A generation of young adults who came of age during the Great Recession — in what was then the worst economy and job market since the Depression — are now finding that their wobbly recession-era start is compounding the financial woes the pandemic is inflicting.

Credit counselors say there has been a perfect storm of stagnant wages, soaring student debt and — because of those hindrances — a lack of wealth-building through home equity and stock market investment that previous generations were able to achieve.

“The combination of two recessions and a student loan crisis make it really hard to make ends meet in America,” said Rohan Pavuluri, who in 2016 co-founded Upsolve, a nonprofit, app-based platform that helps people who can’t afford the legal fees file for bankruptcy.

Since mid-March, Pavuluri said that 40 percent of the people citing job loss as the reason for a bankruptcy filing say the pandemic was the tipping point — and the average age of his users is 39. “All the millennials we help have less than $10,000 in assets,” Pavuluri said. For the most part, “They’re renting their homes, and they’re living paycheck to paycheck.”

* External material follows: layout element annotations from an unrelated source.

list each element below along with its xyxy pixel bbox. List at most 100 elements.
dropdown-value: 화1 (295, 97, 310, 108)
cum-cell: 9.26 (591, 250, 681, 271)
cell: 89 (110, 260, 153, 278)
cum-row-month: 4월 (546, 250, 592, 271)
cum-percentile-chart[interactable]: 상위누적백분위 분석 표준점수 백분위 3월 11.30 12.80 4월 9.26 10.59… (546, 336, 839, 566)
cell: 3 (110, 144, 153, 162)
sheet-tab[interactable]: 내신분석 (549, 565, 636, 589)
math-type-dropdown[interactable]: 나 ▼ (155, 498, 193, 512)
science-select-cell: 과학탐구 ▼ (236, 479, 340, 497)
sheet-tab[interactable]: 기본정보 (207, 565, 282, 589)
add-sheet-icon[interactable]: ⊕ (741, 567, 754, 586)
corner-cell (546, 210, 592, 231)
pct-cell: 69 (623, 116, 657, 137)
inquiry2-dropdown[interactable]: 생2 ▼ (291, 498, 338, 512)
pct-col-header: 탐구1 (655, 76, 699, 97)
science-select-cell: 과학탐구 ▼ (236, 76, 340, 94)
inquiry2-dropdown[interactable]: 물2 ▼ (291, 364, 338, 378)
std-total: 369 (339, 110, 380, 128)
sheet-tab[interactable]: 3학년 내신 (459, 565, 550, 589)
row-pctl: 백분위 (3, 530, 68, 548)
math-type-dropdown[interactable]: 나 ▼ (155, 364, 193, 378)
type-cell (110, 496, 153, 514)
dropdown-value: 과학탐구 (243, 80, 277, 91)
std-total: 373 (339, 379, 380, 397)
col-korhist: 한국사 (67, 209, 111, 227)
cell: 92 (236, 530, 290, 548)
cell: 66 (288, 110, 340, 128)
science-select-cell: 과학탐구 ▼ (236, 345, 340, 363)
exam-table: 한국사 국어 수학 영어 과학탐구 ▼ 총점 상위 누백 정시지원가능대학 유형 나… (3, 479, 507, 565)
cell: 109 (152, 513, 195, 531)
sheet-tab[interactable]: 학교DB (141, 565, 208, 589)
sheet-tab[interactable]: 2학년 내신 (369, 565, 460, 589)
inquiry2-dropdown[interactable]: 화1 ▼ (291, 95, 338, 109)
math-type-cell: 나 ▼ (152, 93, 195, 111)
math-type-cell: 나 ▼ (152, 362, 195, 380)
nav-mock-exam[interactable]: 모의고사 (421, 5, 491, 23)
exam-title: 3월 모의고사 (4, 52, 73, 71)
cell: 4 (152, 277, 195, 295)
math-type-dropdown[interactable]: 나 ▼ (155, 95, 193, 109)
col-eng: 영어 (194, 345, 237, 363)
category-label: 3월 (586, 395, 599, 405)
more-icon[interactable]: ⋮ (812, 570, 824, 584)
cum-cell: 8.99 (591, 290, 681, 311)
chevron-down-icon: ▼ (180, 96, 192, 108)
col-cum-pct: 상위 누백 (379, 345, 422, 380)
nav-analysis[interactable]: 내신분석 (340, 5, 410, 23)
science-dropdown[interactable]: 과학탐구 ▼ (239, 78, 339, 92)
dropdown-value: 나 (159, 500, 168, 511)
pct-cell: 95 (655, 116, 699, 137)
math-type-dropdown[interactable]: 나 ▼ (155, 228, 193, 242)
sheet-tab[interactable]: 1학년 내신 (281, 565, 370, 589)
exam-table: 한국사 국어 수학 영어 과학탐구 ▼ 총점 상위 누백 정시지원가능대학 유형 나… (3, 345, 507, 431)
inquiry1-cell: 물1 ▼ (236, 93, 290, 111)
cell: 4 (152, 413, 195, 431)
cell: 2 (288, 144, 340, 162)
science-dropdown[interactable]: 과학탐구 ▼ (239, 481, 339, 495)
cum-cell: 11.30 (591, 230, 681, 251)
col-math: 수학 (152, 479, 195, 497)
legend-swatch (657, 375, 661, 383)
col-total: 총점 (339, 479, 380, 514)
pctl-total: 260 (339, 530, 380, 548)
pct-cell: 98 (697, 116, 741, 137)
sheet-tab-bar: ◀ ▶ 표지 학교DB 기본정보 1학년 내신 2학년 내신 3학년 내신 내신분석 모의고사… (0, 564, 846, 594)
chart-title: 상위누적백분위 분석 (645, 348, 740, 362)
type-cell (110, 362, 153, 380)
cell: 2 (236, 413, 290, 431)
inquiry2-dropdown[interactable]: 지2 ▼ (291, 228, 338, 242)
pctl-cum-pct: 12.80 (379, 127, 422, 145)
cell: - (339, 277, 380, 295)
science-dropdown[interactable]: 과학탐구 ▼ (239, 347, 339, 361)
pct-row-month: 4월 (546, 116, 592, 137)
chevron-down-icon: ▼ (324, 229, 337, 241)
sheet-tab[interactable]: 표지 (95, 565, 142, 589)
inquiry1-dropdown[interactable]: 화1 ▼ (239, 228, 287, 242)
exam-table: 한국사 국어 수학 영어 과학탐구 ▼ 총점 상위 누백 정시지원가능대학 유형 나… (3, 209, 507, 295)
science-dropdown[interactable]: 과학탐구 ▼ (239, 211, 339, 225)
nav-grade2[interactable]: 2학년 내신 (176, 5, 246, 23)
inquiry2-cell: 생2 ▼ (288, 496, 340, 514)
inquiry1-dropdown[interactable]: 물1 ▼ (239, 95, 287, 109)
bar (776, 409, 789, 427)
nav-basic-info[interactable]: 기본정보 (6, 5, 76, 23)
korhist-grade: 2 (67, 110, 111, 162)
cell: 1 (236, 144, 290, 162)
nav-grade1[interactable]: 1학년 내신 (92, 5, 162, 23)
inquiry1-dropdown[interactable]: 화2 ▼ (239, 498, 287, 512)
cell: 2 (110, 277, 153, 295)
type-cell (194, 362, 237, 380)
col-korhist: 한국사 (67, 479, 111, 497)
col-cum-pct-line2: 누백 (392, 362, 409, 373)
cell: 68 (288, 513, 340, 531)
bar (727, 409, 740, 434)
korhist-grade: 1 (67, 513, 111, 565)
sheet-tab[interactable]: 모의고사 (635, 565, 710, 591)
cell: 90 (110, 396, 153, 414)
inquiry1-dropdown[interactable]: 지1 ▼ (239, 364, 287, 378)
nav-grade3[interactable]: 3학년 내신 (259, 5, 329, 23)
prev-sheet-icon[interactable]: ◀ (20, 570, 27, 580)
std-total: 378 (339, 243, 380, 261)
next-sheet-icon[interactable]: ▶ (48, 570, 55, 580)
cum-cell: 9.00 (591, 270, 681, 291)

The fractured nature of the economy into which younger adults entered the workforce has had a multiplier effect on their inability to gain financial traction. “If they've been in the gig economy and have been working in the gig economy, it can be much harder,” said Gigi Hyland, executive director of the National Credit Union Foundation.

A lack of benefits like health insurance and retirement savings compound the often-erratic earnings that make it incredibly difficult to build up an emergency fund. “The gig economy lacks a social safety net,” Pavuluri said.

Farita Toney, a property manager in Oakland, California, is one of these Americans. Her part-time gig doing online back-end office management — a side hustle she has been nurturing for six years now — has dwindled as businesses have gone into financial lockdown.

“I had at least one client say she had to cease services,” Toney said, and she worries about the fallout if more see her services as an expendable expense. “I’ve been able to float above water but if someone says, ‘Hey, I can't do this anymore,’ or if I were to lose my job, I don’t know what I’d do.”

This setback is a frustrating reminder of the hardships Toney faced a decade ago. “No one anticipated this. If anything, it’s been more stressful trying to figure out how to rise above this and not get discouraged,” she said.